Part II

They took her down our twisted stair,

Great their haste and scant their care,

And laid her by the stairfoot there.

Quick and short was their task in truth,

Yet might they, so meseems, in sooth

To threescore years have shown some ruth!

Murrough, they took to our Trysting Tree,

They hanged him there for all to see,

He, who had nursed me on his knee!

Jolt, jolt, jolt, across the plain,

They jolted us in wind and rain,

Those jolts still beat inside my brain!

With eyes uplifted to the sky,

Like some carved image did she lie,

Betimes I hoped that she might die!

The third night out there came a sound

Just as the dawn was stealing round,

I crept towards her o’er the ground.

Out i’ the straw she raised her head,

“Daughter, a priest!” was all she said,

Then lay again as she were dead.

Sound, sound asleep lay half a score,

I crept betwixt them, crossed the floor,

And shortly gained the outer door.

No snood, no shoe I stayed to snatch;

The lintel all but touched the thatch

As with great heed I raised the latch.

The plain spread all around me soon,

Swathed and dim as in a swoon,

To eastward slipped a young pale moon.

And close at hand a crooked lane

’Twixt low thatched roofs all wet with rain,

Nought else only the silent plain.

Four women. Was it fear or cold

Made them so tremble? I grew bold

And swiftly had mine errand told.

Three stared wild-eyed as at the dead,

The fourth rose up; no word she said—

She motioned to me with her head.

She led me on along the path

To where it crossed a low brown rath,

Then paused, and spake one word—“Soggarth!”

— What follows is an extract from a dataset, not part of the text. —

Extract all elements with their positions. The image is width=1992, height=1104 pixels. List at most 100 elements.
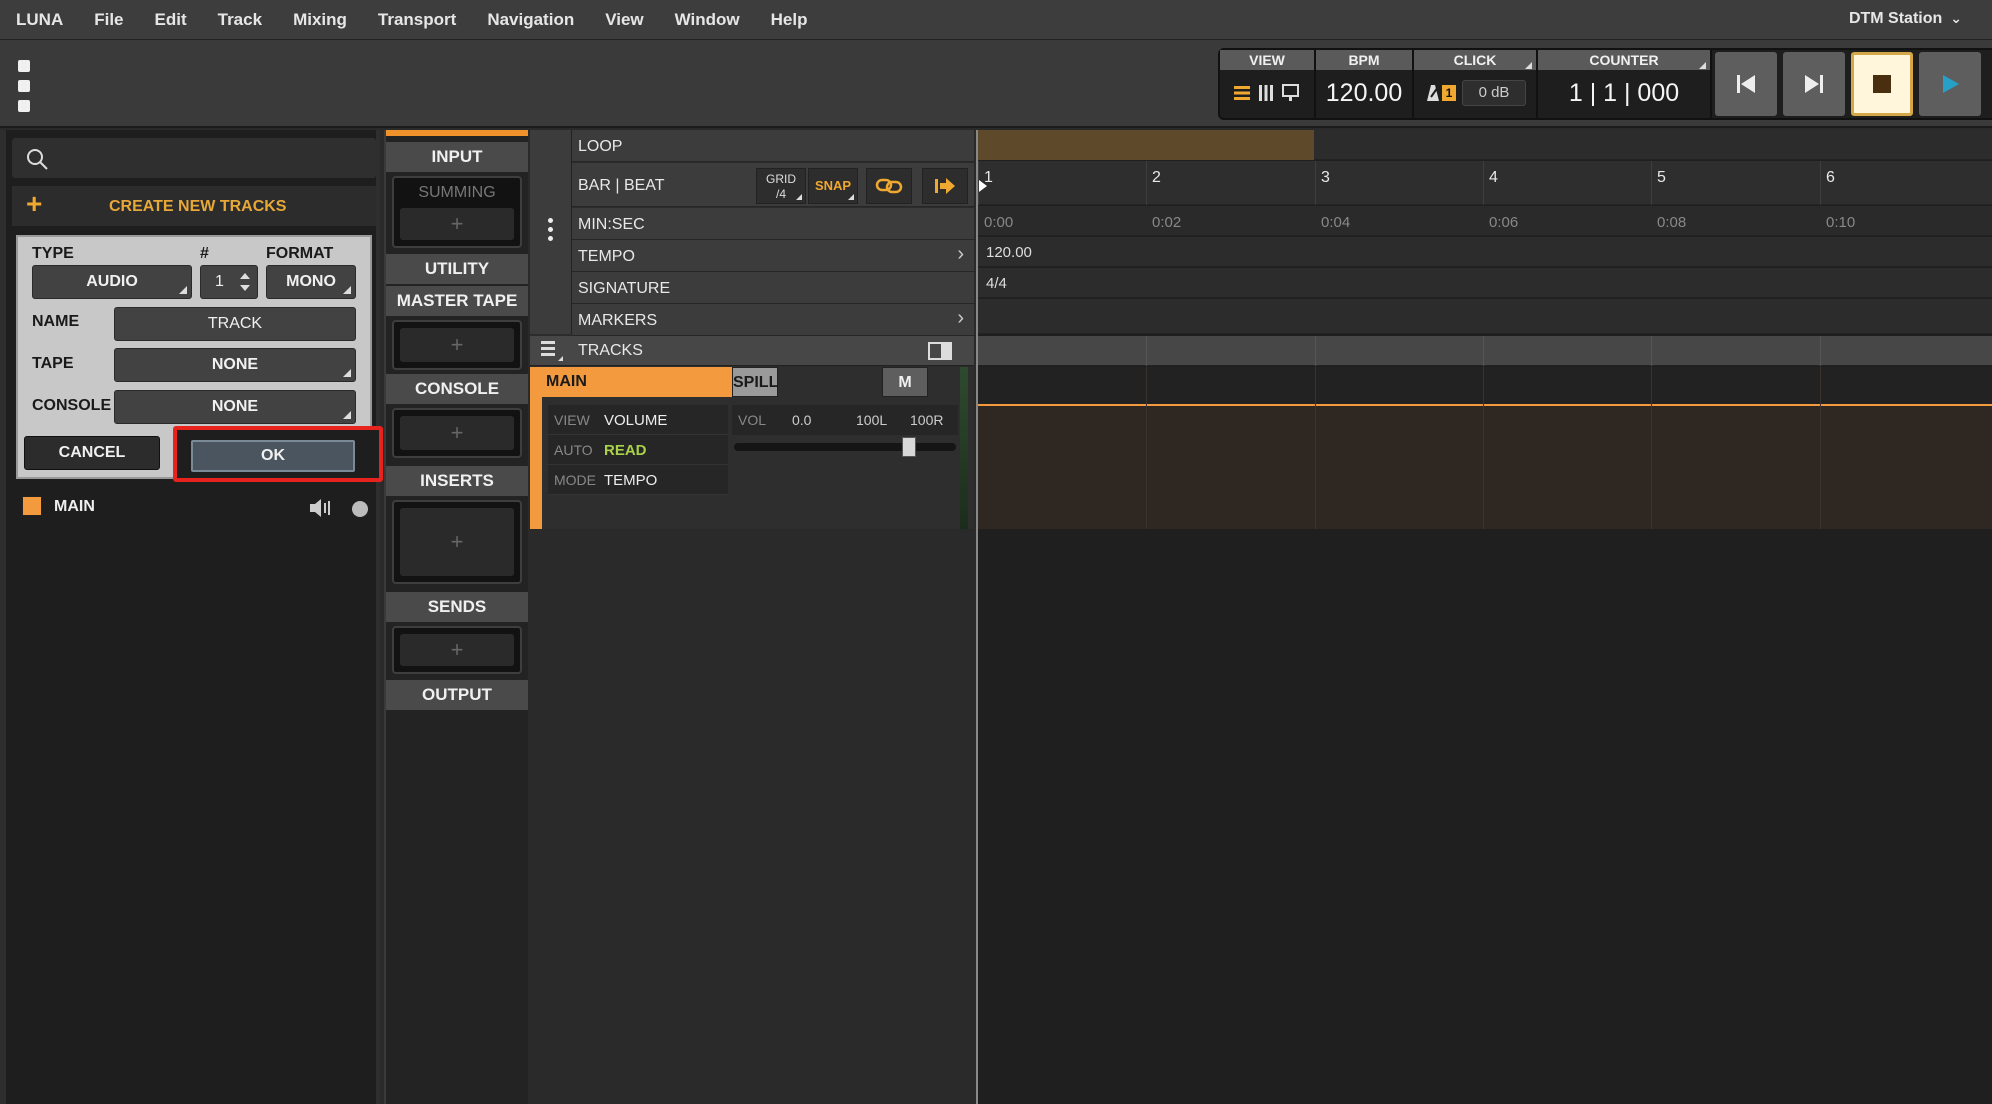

“Soggarth!” The word was like a spell,

Sainted and sweet like some church bell,

Lifting the soul to heaven from hell!

Rough were the stones and cold the ground,

As swift I climbed that low brown mound,

Then paused atop, and gazed around.

The rath spread round me brown and bare,

Only a few sparse thorns grew there,

No cross, no shrine, no sign of prayer.

Down to the earth like any stone

Sudden I fell, and lay there prone,

Heart-broken, desolate, alone!

And surely then I must have died,

But scoopèd in the rath I spied,

A low brown hole in its low brown side.

Brambles and briars, else was nought,

Toothed were the thorns as I strove and wrought,

With bleeding fingers toiled and fought.

Sudden they yielded, I espied,

A hole wherein a man might hide,

Tall stones there were on either side.

And straight my lips gave forth a cry,

“Help! Or unshriven she’ll surely die!”

There was no answer but a sigh.

Scooped in the great stone’s dripping face,

Three feet or less about its space—

A deep dark, awesome, noisome place.

Yet for a surety one lay there,

Wrapped in black weeds of coarsest wear.

My knees knocked, and I breathed a prayer.

A priest! Most old, most worn, most frail,

With lint-white hair, and visage pale.

I fell on my knees, and told my tale.

He listened with a pitying face,

“God’s hand,” he said, “in this I trace.

Lead, daughter, lead me to the place.”

I led him back across the rath,

The thorn-trees all but closed the path,

And once methought a sound—“Soggarth!”

I heeded not, and hurried by,

My soul afire lest she should die

Unshriven; help being now so nigh!

Cold and wide in open day

The plain spread under that narrow way,

We had all but reached the place where she lay—

When over me like a stream in flood,

There swept the thought that those men of blood

Would seize and slay him. So I stood.

And turning swiftly round I spake,

“Father, thy life they’ll surely take!

Turn back, turn back, for Jesu’s sake!”

He stood a moment silently,

Dimly he looked on earth and sky—

And said—“The times are good to die!”